Objective opinions are always open to change when evidence to the contrary is presented, but Pool’s change was too sharp, too fast and lacked any evidence. It was in that moment that the “China bad” narrative began to spread in earnest around the new-media complex, based in the nebulous world of social media. Pool claims the funding for his show is generated through viewer donations and memberships, but his sudden reversal on China’s rise suggests that some other entity is likely also funding his opinions — an entity which has leveraged social media algorithms to create an influence signal boosting construct that has designated China its enemy. 

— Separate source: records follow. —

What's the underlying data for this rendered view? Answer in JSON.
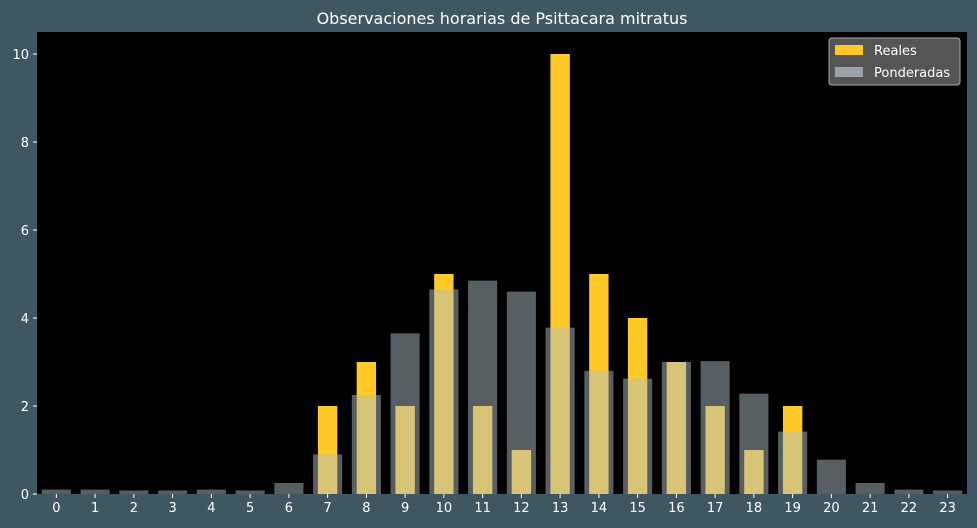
{
  "chart_data": {
    "type": "bar",
    "title": "Observaciones horarias de Psittacara mitratus",
    "xlabel": "",
    "ylabel": "",
    "categories": [
      "0",
      "1",
      "2",
      "3",
      "4",
      "5",
      "6",
      "7",
      "8",
      "9",
      "10",
      "11",
      "12",
      "13",
      "14",
      "15",
      "16",
      "17",
      "18",
      "19",
      "20",
      "21",
      "22",
      "23"
    ],
    "series": [
      {
        "name": "Reales",
        "color": "#ffca28",
        "values": [
          0,
          0,
          0,
          0,
          0,
          0,
          0,
          2,
          3,
          2,
          5,
          2,
          1,
          10,
          5,
          4,
          3,
          2,
          1,
          2,
          0,
          0,
          0,
          0
        ]
      },
      {
        "name": "Ponderadas",
        "color": "#b0bec5",
        "opacity": 0.5,
        "values": [
          0.1,
          0.1,
          0.08,
          0.08,
          0.1,
          0.08,
          0.25,
          0.9,
          2.25,
          3.65,
          4.65,
          4.85,
          4.6,
          3.78,
          2.8,
          2.62,
          3.0,
          3.02,
          2.28,
          1.42,
          0.78,
          0.25,
          0.1,
          0.08
        ]
      }
    ],
    "ylim": [
      0,
      10.5
    ],
    "yticks": [
      0,
      2,
      4,
      6,
      8,
      10
    ],
    "grid": false,
    "legend_position": "top-right",
    "colors": {
      "figure_background": "#3f5763",
      "plot_background": "#000000",
      "text": "#ffffff",
      "legend_background": "#555555"
    }
  }
}
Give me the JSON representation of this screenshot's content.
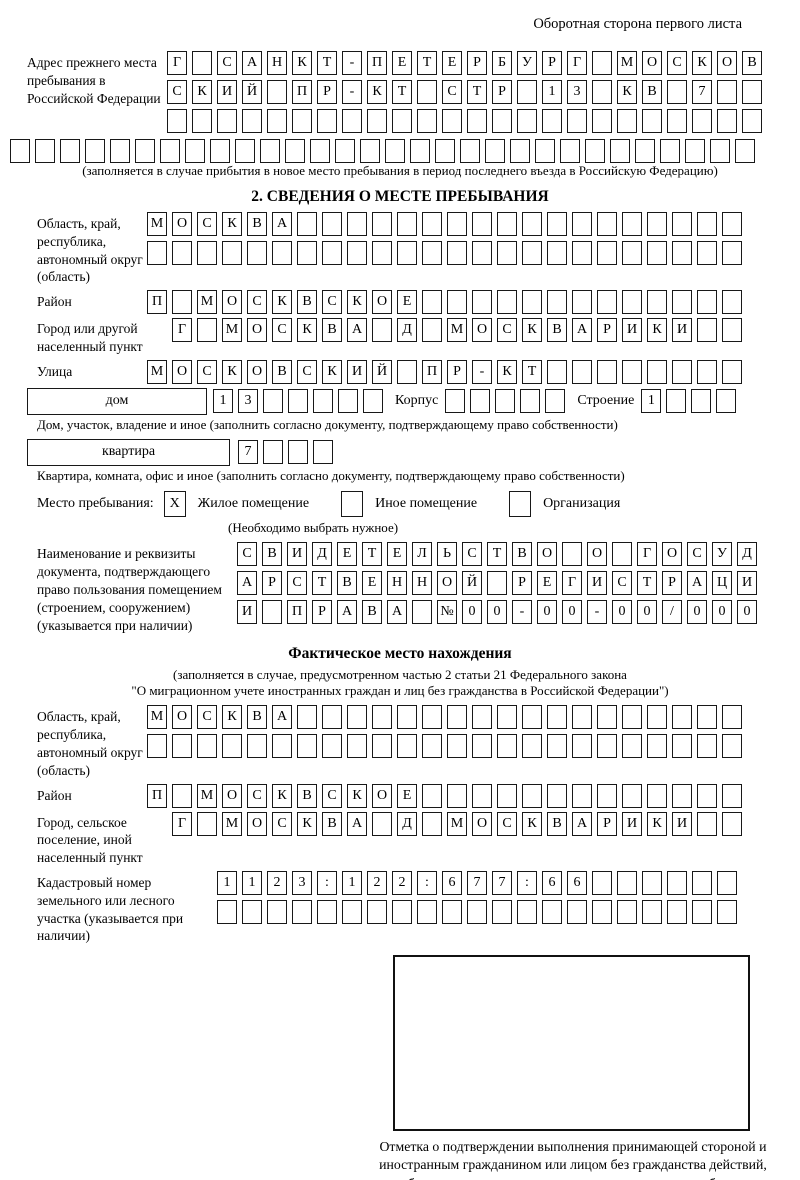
{
  "page": {
    "corner_note": "Оборотная сторона первого листа"
  },
  "previous_address": {
    "label": "Адрес прежнего места пребывания в Российской Федерации",
    "line1": "Г САНКТ-ПЕТЕРБУРГ МОСКОВ",
    "line2": "СКИЙ ПР-КТ СТР 13 КВ 7  ",
    "line3": "                        ",
    "line4": "                              ",
    "note": "(заполняется в случае прибытия в новое место пребывания в период последнего въезда в Российскую Федерацию)"
  },
  "section2": {
    "title": "2. СВЕДЕНИЯ О МЕСТЕ ПРЕБЫВАНИЯ",
    "region": {
      "label": "Область, край, республика, автономный округ (область)",
      "line1": "МОСКВА                  ",
      "line2": "                        "
    },
    "district": {
      "label": "Район",
      "line1": "П МОСКВСКОЕ             "
    },
    "city": {
      "label": "Город или другой населенный пункт",
      "line1": "Г МОСКВА Д МОСКВАРИКИ  "
    },
    "street": {
      "label": "Улица",
      "line1": "МОСКОВСКИЙ ПР-КТ        "
    },
    "house": {
      "label": "дом",
      "value": "13     ",
      "korpus_label": "Корпус",
      "korpus_value": "     ",
      "stroenie_label": "Строение",
      "stroenie_value": "1   ",
      "note": "Дом, участок, владение и иное (заполнить согласно документу, подтверждающему право собственности)"
    },
    "apartment": {
      "label": "квартира",
      "value": "7   ",
      "note": "Квартира, комната, офис и иное (заполнить согласно документу, подтверждающему право собственности)"
    },
    "stay_type": {
      "label": "Место пребывания:",
      "options": [
        {
          "label": "Жилое помещение",
          "checked": "X"
        },
        {
          "label": "Иное помещение",
          "checked": " "
        },
        {
          "label": "Организация",
          "checked": " "
        }
      ],
      "note": "(Необходимо выбрать нужное)"
    },
    "document": {
      "label": "Наименование и реквизиты документа, подтверждающего право пользования помещением (строением, сооружением) (указывается при наличии)",
      "line1": "СВИДЕТЕЛЬСТВО О ГОСУД",
      "line2": "АРСТВЕННОЙ РЕГИСТРАЦИ",
      "line3": "И ПРАВА №00-00-00/000"
    }
  },
  "actual_location": {
    "title": "Фактическое место нахождения",
    "note1": "(заполняется в случае, предусмотренном частью 2 статьи 21 Федерального закона",
    "note2": "\"О миграционном учете иностранных граждан и лиц без гражданства в Российской Федерации\")",
    "region": {
      "label": "Область, край, республика, автономный округ (область)",
      "line1": "МОСКВА                  ",
      "line2": "                        "
    },
    "district": {
      "label": "Район",
      "line1": "П МОСКВСКОЕ             "
    },
    "city": {
      "label": "Город, сельское поселение, иной населенный пункт",
      "line1": "Г МОСКВА Д МОСКВАРИКИ  "
    },
    "cadastral": {
      "label": "Кадастровый номер земельного или лесного участка (указывается при наличии)",
      "line1": "1123:122:677:66      ",
      "line2": "                     "
    }
  },
  "stamp": {
    "caption": "Отметка о подтверждении выполнения принимающей стороной и иностранным гражданином или лицом без гражданства действий, необходимых для его постановки на учет по месту пребывания"
  }
}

No one knows who ultimately funds people like Tim Pool but many names (from the Western left and right) have been thrown around as possible financiers. The ones that stand out with pockets deep enough to sustain such a construct are Steve Bannon, Dennis Prager of PragerU, brothers Eric and Bret Weinstein, Charlie Kirk of Turning Point USA, George Soros and a return of the war-mongering neocon apparatus that ran the Bush senior and junior presidencies. 

Interestingly though, two common factors shared by the names above is that they have all personally expressed Sinophobic rhetoric and, oddly, they all started off being against former president Trump’s presidency before ultimately changing their outward opinion of him. The pattern has been repeated too often, and the opinions repeated almost verbatim too many times, for it all to be mere coincidence. The question now is how Elon Musk’s acquisition of Twitter will affect this influence signal boosting construct. 

The author is a writer, columnist and historian based in Hong Kong.

The views do not necessarily reflect those of China Daily.